Stephanie and Daniel Allen run Allenbrooke Farm CSA.

-- Submitted Photograph By Susan Pittard

Many CSAs are produce only, while others range out into jams and jellies, eggs, meats and more. KLD Farm ( in Ashland City offers beef, pork and lamb and sells at various markets and retail outlets in Nashville.

The CSA concept means more work, says owner Kenneth Drinnon, who began offering one two years ago.

“I have tweaked the concept to give the customers the option to exchange any item they get for any other item I sell, dollar for dollar,” Drinnon points out.

“There’s a lot of record keeping and communication that I didn’t have before, but I do have increased sales and customer loyalty. I hadn’t really thought about a CSA, but they are really popular and people kept asking when I was going to start one, so I did.”

These days, the traction CSAs are gaining belie how late the state was to get on board, notes Lisa Shively, editor and publisher of Local Table magazine.

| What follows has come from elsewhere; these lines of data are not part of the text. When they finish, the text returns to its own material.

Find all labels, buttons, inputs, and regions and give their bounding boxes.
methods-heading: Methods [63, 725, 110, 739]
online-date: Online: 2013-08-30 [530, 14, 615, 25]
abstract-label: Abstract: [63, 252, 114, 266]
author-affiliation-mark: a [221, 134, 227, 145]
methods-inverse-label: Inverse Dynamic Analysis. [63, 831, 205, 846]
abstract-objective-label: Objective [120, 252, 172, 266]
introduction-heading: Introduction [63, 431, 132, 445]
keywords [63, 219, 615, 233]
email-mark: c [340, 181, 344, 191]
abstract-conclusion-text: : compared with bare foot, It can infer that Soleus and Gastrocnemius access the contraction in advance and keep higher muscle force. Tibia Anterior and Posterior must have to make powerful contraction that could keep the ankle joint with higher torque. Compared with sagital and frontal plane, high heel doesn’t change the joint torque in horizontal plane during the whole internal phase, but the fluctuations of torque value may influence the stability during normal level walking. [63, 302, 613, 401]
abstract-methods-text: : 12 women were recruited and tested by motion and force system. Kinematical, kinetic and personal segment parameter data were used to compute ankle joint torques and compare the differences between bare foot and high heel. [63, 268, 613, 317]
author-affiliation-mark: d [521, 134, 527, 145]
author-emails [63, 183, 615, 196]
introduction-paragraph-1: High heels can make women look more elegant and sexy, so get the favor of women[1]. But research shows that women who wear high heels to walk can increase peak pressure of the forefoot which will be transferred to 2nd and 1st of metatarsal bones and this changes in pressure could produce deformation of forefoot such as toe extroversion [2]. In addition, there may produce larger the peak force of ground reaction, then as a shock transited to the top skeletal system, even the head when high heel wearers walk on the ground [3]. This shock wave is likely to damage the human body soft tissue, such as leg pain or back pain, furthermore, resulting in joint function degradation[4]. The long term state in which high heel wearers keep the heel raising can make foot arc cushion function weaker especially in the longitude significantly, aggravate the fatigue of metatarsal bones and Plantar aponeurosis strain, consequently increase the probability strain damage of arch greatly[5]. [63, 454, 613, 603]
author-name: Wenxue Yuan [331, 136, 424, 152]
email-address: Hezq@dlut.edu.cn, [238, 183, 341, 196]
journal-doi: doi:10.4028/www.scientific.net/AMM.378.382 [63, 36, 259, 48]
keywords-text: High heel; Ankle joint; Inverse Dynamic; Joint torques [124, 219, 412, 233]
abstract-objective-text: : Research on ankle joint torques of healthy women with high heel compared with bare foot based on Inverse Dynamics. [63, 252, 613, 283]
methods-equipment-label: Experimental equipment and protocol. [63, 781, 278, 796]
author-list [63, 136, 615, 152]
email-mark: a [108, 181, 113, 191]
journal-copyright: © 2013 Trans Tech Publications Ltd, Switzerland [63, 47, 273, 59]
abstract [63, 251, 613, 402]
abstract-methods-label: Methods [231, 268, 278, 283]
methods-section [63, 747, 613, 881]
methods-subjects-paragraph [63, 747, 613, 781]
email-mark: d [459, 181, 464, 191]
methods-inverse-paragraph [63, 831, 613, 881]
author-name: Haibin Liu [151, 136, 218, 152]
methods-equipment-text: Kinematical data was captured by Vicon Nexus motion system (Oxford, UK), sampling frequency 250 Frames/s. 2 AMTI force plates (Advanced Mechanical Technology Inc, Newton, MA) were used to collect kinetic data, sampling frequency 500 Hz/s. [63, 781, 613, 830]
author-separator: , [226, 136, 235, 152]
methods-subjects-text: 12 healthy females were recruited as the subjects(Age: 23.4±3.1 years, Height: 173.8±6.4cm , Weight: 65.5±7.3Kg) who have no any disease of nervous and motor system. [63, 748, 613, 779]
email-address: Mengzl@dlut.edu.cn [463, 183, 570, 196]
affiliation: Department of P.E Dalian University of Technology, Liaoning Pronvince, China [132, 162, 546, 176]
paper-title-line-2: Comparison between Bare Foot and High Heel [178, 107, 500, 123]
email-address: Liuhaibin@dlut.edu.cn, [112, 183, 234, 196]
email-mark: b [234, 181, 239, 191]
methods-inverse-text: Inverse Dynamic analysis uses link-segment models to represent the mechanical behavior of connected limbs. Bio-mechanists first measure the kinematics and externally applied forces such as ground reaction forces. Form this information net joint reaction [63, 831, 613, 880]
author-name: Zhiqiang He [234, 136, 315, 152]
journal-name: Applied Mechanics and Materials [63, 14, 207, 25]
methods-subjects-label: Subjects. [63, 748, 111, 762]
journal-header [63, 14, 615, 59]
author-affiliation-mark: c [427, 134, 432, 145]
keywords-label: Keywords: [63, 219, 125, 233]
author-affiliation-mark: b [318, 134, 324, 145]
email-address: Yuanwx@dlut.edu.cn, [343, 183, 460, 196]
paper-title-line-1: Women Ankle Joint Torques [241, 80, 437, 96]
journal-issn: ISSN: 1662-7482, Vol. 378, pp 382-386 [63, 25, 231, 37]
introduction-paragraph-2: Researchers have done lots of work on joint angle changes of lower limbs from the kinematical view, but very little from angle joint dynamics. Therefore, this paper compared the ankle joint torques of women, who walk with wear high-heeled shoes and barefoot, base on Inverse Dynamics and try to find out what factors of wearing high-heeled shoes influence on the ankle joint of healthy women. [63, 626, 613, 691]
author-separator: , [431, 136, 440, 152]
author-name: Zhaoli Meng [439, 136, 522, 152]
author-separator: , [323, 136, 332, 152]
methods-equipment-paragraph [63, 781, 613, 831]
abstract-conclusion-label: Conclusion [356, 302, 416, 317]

“Tennessee definitely was behind the curve when it came to the CSA movement,” Shively says. “Both coasts and our neighboring states Kentucky and North Carolina were way ahead of us in terms of supporting local food.’’

That said, she adds that, “I see it continuing to grow. The goal is to make our area totally self-sustainable when it comes to our food system.

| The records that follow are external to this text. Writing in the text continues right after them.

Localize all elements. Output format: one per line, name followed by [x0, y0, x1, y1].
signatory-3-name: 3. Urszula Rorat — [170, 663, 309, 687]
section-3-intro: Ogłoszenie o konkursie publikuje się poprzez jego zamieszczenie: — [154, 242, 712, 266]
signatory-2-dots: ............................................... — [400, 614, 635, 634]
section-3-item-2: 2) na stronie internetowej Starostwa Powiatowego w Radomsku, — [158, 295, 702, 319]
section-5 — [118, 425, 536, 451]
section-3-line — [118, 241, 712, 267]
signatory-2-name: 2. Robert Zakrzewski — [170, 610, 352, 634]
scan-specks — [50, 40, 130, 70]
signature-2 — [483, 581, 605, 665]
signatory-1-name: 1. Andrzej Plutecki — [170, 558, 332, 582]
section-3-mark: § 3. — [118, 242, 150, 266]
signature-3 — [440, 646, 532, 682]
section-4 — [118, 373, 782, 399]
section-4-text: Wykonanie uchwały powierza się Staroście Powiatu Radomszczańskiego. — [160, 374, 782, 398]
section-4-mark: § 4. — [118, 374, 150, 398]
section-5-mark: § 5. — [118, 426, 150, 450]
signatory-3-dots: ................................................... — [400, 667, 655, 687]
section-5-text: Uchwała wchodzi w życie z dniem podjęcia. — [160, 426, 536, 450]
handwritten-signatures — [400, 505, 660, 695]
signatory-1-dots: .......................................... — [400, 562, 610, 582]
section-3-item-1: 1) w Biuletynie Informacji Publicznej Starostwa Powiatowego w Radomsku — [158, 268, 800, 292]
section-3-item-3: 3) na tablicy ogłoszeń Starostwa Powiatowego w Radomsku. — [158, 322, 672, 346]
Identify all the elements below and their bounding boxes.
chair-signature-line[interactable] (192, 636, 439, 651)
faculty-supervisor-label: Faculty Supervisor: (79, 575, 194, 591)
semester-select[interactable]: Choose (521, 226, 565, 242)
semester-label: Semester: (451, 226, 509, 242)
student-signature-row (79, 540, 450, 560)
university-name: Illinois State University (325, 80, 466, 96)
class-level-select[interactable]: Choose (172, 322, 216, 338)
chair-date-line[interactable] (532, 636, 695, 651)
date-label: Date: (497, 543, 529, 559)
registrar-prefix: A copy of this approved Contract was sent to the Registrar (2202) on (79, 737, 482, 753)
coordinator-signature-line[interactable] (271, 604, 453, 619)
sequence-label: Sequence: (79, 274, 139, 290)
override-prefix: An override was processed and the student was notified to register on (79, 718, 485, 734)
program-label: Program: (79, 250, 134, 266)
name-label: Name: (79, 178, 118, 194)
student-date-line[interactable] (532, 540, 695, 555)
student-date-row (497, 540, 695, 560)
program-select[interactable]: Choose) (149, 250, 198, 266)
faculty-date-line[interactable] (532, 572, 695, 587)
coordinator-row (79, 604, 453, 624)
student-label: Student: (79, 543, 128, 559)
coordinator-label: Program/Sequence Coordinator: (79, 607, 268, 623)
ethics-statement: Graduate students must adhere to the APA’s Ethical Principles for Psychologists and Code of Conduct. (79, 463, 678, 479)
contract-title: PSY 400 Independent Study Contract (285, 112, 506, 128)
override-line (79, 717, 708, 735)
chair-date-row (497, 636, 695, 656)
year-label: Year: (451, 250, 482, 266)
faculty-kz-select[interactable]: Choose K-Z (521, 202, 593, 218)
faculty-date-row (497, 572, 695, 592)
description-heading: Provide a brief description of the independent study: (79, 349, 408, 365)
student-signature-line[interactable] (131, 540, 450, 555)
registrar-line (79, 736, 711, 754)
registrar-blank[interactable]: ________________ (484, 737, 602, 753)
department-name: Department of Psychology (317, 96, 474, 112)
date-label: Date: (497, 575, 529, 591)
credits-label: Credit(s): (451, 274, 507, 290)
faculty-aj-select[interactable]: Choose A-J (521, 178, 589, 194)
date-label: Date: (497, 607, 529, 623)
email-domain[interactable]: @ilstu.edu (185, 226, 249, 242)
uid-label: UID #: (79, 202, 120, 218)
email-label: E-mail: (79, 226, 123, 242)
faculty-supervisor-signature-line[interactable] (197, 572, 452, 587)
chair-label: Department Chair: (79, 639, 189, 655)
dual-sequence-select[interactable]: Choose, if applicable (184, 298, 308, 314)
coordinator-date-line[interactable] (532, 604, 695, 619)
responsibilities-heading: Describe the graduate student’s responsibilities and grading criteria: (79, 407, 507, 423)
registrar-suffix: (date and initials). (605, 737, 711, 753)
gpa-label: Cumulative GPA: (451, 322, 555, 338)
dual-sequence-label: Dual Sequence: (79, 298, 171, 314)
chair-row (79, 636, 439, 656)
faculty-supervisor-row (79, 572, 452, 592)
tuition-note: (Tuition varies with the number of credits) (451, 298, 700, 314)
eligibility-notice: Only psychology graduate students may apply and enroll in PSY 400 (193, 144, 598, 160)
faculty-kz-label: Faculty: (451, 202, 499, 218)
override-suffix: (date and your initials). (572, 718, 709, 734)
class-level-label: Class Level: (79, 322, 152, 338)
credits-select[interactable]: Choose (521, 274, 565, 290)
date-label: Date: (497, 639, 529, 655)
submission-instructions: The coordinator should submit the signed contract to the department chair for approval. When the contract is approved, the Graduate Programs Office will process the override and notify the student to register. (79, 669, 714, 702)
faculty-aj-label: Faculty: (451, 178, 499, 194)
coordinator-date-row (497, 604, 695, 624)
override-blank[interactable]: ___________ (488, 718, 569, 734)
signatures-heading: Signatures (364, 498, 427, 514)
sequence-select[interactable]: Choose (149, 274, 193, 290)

“Not only consumers, but schools, hospitals and other institutions need to rely on local foods. We have a long way to go.”

And that means more farmers, something Allendale’s Stephanie Allen says there’s plenty of room for.

“We feed our area, but we’ve got 350 families out of 30,000 people in Spring Hill,” she says. “We’re not even scratching the surface. We need more farms, but we need to make sure that we create a model where people can buy from that farmer so you are certain where your food is coming from.”

The Allens are only farming 11 acres of their 120-acre spread, so they’ve got plenty of expansion room. Next up is a new pavilion for pickups, they say.

As for Farmhouse, Bradshaw says she sees plenty of potential for growth, but the whole process of starting the business has been its own reward.

“I’ve gotten to know and interact with these amazing farmers, and I wish I could be at every single drop-off point to tell people about what’s in their boxes,” she says. “I want to say, ‘I was there when that was picked,’ or even when it was planted.

“All I’m doing is getting this beautiful produce from the grower to the people who want it, and that’s an awesome thing.”